Het hemelwater dat op de wegenis valt, dient naar de buffering op privaat domein geleid te worden, die overgedimensioneerd werd om ook aan deze bijkomende verharding te voldoen.

j) Proximus heeft op 10 mei 2017, met referentie JMS: 379440 ZMS:16560, een voorwaardelijk gunstig advies gegeven. De voorwaarden luiden als volgt:

Proximus investeert in de aanleg van de telecominfrastructuur in het geplande project voor zover de verkavelaar/vergunninghouder investeert in de nodige grondwerken. Gelieve ons uit te nodigen op alle coördinatie- en werfvergaderingen via werven.a12@proximus.com.

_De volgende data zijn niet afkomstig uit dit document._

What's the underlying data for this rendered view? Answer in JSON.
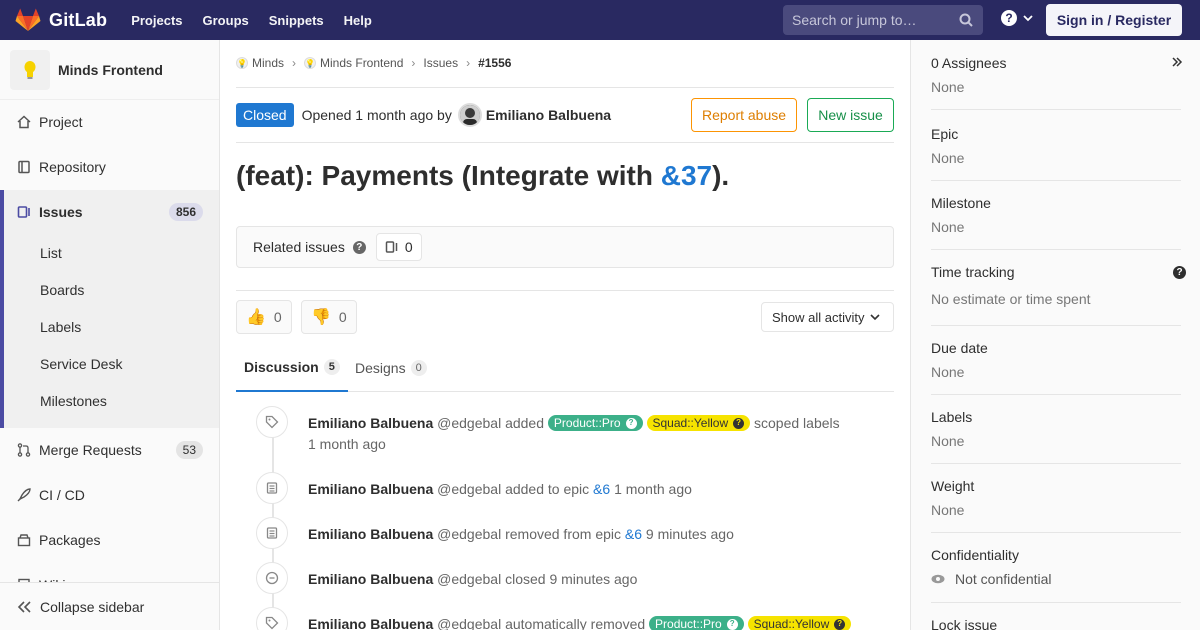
{
  "navbar": {
    "brand": "GitLab",
    "links": [
      "Projects",
      "Groups",
      "Snippets",
      "Help"
    ],
    "search_placeholder": "Search or jump to…",
    "signin": "Sign in / Register"
  },
  "sidebar": {
    "project_name": "Minds Frontend",
    "items": [
      {
        "label": "Project"
      },
      {
        "label": "Repository"
      },
      {
        "label": "Issues",
        "count": "856"
      },
      {
        "label": "Merge Requests",
        "count": "53"
      },
      {
        "label": "CI / CD"
      },
      {
        "label": "Packages"
      },
      {
        "label": "Wiki"
      }
    ],
    "issues_sub": [
      "List",
      "Boards",
      "Labels",
      "Service Desk",
      "Milestones"
    ],
    "collapse": "Collapse sidebar"
  },
  "breadcrumbs": [
    "Minds",
    "Minds Frontend",
    "Issues",
    "#1556"
  ],
  "issue": {
    "status": "Closed",
    "opened": "Opened 1 month ago by",
    "author": "Emiliano Balbuena",
    "report_abuse": "Report abuse",
    "new_issue": "New issue",
    "title_prefix": "(feat): Payments (Integrate with ",
    "title_ref": "&37",
    "title_suffix": ").",
    "related_label": "Related issues",
    "related_count": "0",
    "thumbs_up": "0",
    "thumbs_down": "0",
    "activity_filter": "Show all activity"
  },
  "tabs": [
    {
      "label": "Discussion",
      "count": "5"
    },
    {
      "label": "Designs",
      "count": "0"
    }
  ],
  "notes": [
    {
      "who": "Emiliano Balbuena",
      "handle": "@edgebal",
      "action": "added",
      "labels": [
        "Product::Pro",
        "Squad::Yellow"
      ],
      "tail": "scoped labels",
      "time": "1 month ago",
      "icon": "tag-icon"
    },
    {
      "who": "Emiliano Balbuena",
      "handle": "@edgebal",
      "action": "added to epic",
      "ref": "&6",
      "time": "1 month ago",
      "icon": "epic-icon"
    },
    {
      "who": "Emiliano Balbuena",
      "handle": "@edgebal",
      "action": "removed from epic",
      "ref": "&6",
      "time": "9 minutes ago",
      "icon": "epic-icon"
    },
    {
      "who": "Emiliano Balbuena",
      "handle": "@edgebal",
      "action": "closed",
      "time": "9 minutes ago",
      "icon": "closed-icon"
    },
    {
      "who": "Emiliano Balbuena",
      "handle": "@edgebal",
      "action": "automatically removed",
      "labels": [
        "Product::Pro",
        "Squad::Yellow"
      ],
      "icon": "tag-icon"
    }
  ],
  "right": [
    {
      "title": "0 Assignees",
      "value": "None"
    },
    {
      "title": "Epic",
      "value": "None"
    },
    {
      "title": "Milestone",
      "value": "None"
    },
    {
      "title": "Time tracking",
      "value": "No estimate or time spent"
    },
    {
      "title": "Due date",
      "value": "None"
    },
    {
      "title": "Labels",
      "value": "None"
    },
    {
      "title": "Weight",
      "value": "None"
    },
    {
      "title": "Confidentiality",
      "value": "Not confidential"
    },
    {
      "title": "Lock issue",
      "value": ""
    }
  ],
  "colors": {
    "navbar": "#292961",
    "link": "#1f78d1",
    "closed": "#1f78d1",
    "label_pro": "#3cb089",
    "label_yellow": "#f6e300"
  }
}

Ons advies is gunstig bij opname van deze voorwaarden in uw vergunning.

Overwegende dat het project volgens de zoneringen van het gewestplan Aalst-Ninove-Geraardsbergen-Zottegem deels gelegen is in woongebied en deels in gebied voor gemeenschapsvoorziening en openbaar nut;

Overwegende dat de aanvraag niet gelegen is in een bijzonder plan van aanleg, RUP of verkaveling;

Overwegende dat het aangewezen is, rekening houdend met de ongunstige adviezen van de dienst mobiliteit, de dienst openbare werken en De Watergroep, rekening houdend met de gegronde argumenten van de bezwaarindieners en rekening houdend met het ongunstig verslag van de provinciaal stedenbouwkundig ambtenaar, om de wegenis niet goed te keuren;

Overwegende dat het college van burgemeester en schepenen voorstelt om voorliggende zaak van de wegen voor de stedenbouwkundige vergunningsaanvraag met dossiernummer B/2017/117, ingediend op 30 maart 2017 door Topomar bvba, Lepelstraat 77a in 9660 Brakel voor de aanleg van een toegangsweg en een noodontsluiting voor hulpdiensten in Meerbeke, Kwadestraat-Noord, Denderstraat en Koning Boudewijnlaan, op de percelen kadastraal gekend als 4e afdeling, Sie A, nr 52f en g, niet goed te keuren;

Gelet op het amendement van raadslid Rudy Corijn (N-VA) om dit agendapunt uit te stellen;

Overwegende dat dit amendement met 12 ja-stemmen (Forza Ninove, N-VA en het onafhankelijk raadslid), 17 nee-stemmen (Open VLD (met uitzondering van raadslid M. Casteur), CD&V en Sp.a-Groen) en 1 niet gestemd (M. Casteur) niet wordt aanvaard;

Besluit:

met 18 ja-stemmen (Vanderpoorten Dirk, De Jonge Tania, Coppens Katie, Cosyns Veerle, Evenepoel Henri, Vande Winkel Wouter, De Schepper Paul, Torrekens Marc, Meert Lieven, Timmermans Jacques, Violon Jannick, Van Ongeval Octaaf, Vermassen Stijn, Arents Joost, Van Den Driessche Kurt, De Ridder Misja, Van Der Haeghen Bruno, Van Den Neucker Annelies)

1 nee-stem (Corijn Rudy)

11 onthoudingen (Casteur Michel, Van Eeckhout Freddy, D'haeseleer Guy, Malfroot Ilse, Van Melkebeek Antoine, Plancke Marc, Rassaerts Gerd, Verberckmoes Levi, Steenhout Hedwig, Souffriau Dirk, Roelandt Luc)

Artikel 1

De gemeenteraad neemt kennis van de petitie, ondertekend door 78 omwonenden, die werd ingediend tijdens het openbaar onderzoek.

Artikel 2

De gemeenteraad keurt voorliggende zaak van de wegen voor de stedenbouwkundige aanvraag met dossiernummer B/2017/117, ingediend op 30 maart 2017 door Topomar bvba, Lepelstraat 77a in 9660 Brakel, voor de aanleg van een toegangsweg en een noodontsluiting voor hulpdiensten in Meerbeke, Kwadestraat-Noord, Denderstraat en Koning Boudewijnlaan, op de percelen kadastraal gekend als 4e afdeling, Sie A, nr 52f en g, niet goed.

Artikel 3

Afschrift van deze beslissing wordt verstuurd naar de provinciegouverneur en de aanvrager van de stedenbouwkundige vergunning.